To ensure sustainability through volunteer recruitment and retention, Cai said that they’re looking into providing incentives, such as internship credit, for volunteers.
“For the Brown School students at Wash. U., we’re also exploring practicum options [for] Brown School students who want to use their practicum time to gain hands-on knowledge and experience working with LGBTQIA* populations in St Louis,” Cai said. “I think they have a great opportunity to do that through the helpline, so we’re looking for practicum supervisors as well as interested practicum students.”
Kochman is working with Cai to try to establish the helpline as a practicum.
“I have at times found myself frustrated. I’m in school for social work; social work should be work in the community, working to improve people’s lives. And I feel like the Brown School is a bit of a bubble and I’m not doing as much connecting with and work with the community here in St. Louis as I’d like,” Kochman said. “So I think this would be an awesome practicum opportunity, because it is specifically that, it’s what I’m looking for, it’s connection with resources and referrals here, connecting with the community here and helping others do that.”
Senior Lecturer and Assistant Dean of Arts & Sciences Jami Ake said she believes Washington University students will be interested in applying to be volunteers.
“They are familiar with that sort of peer model and I think that kind of model has managed to create a positive sort of sense of things on campus,” Ake said. “People think highly of resources that are peer led and peer staffed like S.A.R.A.H, like Uncle Joe’s, and so I think that that’s incredibly helpful in allowing students to see the possibilities for another kind of resource.”
Ake also said that the helpline is a “win-win” for those involved.
“The people who are part of the population, the LGBTQIA* population in St. Louis certainly benefit from having a supportive person on the other end of a phone line,” Ake said. “And there are lots and lots of people who want to find a way to do direct work and really get engaged with the issues and see, there are some possibilities on campus, but they’re very student focused, they’re not community focused as much as this one is.”

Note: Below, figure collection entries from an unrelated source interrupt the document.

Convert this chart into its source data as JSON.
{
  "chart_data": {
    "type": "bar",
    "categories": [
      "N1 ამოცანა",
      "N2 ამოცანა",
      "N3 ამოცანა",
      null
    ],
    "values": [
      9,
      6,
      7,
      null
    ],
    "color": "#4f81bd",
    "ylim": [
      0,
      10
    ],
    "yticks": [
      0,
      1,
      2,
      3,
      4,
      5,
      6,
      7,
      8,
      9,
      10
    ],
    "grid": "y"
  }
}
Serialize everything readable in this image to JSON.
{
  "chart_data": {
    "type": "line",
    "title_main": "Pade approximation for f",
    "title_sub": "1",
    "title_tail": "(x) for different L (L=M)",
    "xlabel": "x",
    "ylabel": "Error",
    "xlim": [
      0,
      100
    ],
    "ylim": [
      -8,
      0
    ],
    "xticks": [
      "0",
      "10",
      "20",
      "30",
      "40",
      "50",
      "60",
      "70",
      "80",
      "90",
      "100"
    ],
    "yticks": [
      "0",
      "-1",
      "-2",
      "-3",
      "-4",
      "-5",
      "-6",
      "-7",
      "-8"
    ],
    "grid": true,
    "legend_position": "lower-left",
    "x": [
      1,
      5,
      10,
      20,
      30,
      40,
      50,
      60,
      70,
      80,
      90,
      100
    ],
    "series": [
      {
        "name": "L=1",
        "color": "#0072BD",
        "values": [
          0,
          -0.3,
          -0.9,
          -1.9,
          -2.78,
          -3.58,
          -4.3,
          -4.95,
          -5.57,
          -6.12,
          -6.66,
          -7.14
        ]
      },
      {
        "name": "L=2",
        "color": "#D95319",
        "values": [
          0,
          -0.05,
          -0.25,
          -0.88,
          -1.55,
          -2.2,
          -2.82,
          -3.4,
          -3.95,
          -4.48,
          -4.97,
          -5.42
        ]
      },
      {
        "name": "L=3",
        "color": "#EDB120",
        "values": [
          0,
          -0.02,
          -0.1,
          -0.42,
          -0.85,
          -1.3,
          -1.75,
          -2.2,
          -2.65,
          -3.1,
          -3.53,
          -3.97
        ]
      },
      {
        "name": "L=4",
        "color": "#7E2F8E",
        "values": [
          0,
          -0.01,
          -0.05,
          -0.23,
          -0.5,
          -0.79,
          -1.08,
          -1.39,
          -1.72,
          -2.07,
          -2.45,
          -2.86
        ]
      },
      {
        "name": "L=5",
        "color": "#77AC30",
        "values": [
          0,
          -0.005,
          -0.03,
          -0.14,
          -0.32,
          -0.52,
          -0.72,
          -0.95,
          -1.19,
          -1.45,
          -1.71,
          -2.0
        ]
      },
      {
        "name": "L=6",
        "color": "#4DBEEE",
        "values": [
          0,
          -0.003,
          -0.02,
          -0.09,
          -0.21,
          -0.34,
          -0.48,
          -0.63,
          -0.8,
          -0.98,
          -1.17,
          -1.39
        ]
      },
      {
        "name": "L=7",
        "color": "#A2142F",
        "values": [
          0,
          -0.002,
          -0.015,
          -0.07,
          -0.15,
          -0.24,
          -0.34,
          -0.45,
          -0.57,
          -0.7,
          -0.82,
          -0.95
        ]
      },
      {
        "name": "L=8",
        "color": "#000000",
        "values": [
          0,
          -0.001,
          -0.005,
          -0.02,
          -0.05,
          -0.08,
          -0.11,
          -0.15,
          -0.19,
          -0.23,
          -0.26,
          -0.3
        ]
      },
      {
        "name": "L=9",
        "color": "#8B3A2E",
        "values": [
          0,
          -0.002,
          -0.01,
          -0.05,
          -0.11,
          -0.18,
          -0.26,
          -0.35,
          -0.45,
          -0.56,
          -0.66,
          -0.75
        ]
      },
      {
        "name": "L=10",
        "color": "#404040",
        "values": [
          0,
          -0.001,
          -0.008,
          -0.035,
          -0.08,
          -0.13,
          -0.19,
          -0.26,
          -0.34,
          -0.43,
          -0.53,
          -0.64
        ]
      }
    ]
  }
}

Cai said that another challenge the helpline faces will be making sure it’s seen as accessible.
“I’ve been told the PrideCenter has historically been seen as a very white space and resource,” Cai said. “I think another challenge that I’m very passionate about tackling is making sure that the resource is seen as something that’s accessible to LGBTQIA* people and allies, friends, and agencies of all races and ethnicities and that we steer away from using a white-centric lens when training our volunteers or in thinking about what concerns callers might face.”
To address the accessibility challenge, Cai said that the helpline’s training curriculum will include diversity and inclusion training and anti-racism training.
“I think as a helpline that is trying to enter a community and support a community, being in touch with what the community needs and has concerns about is an ongoing process and that’s related to how accessible people would think of the resource as, so I think it’s going to be ongoing work that we’ll have to do,” Cai said.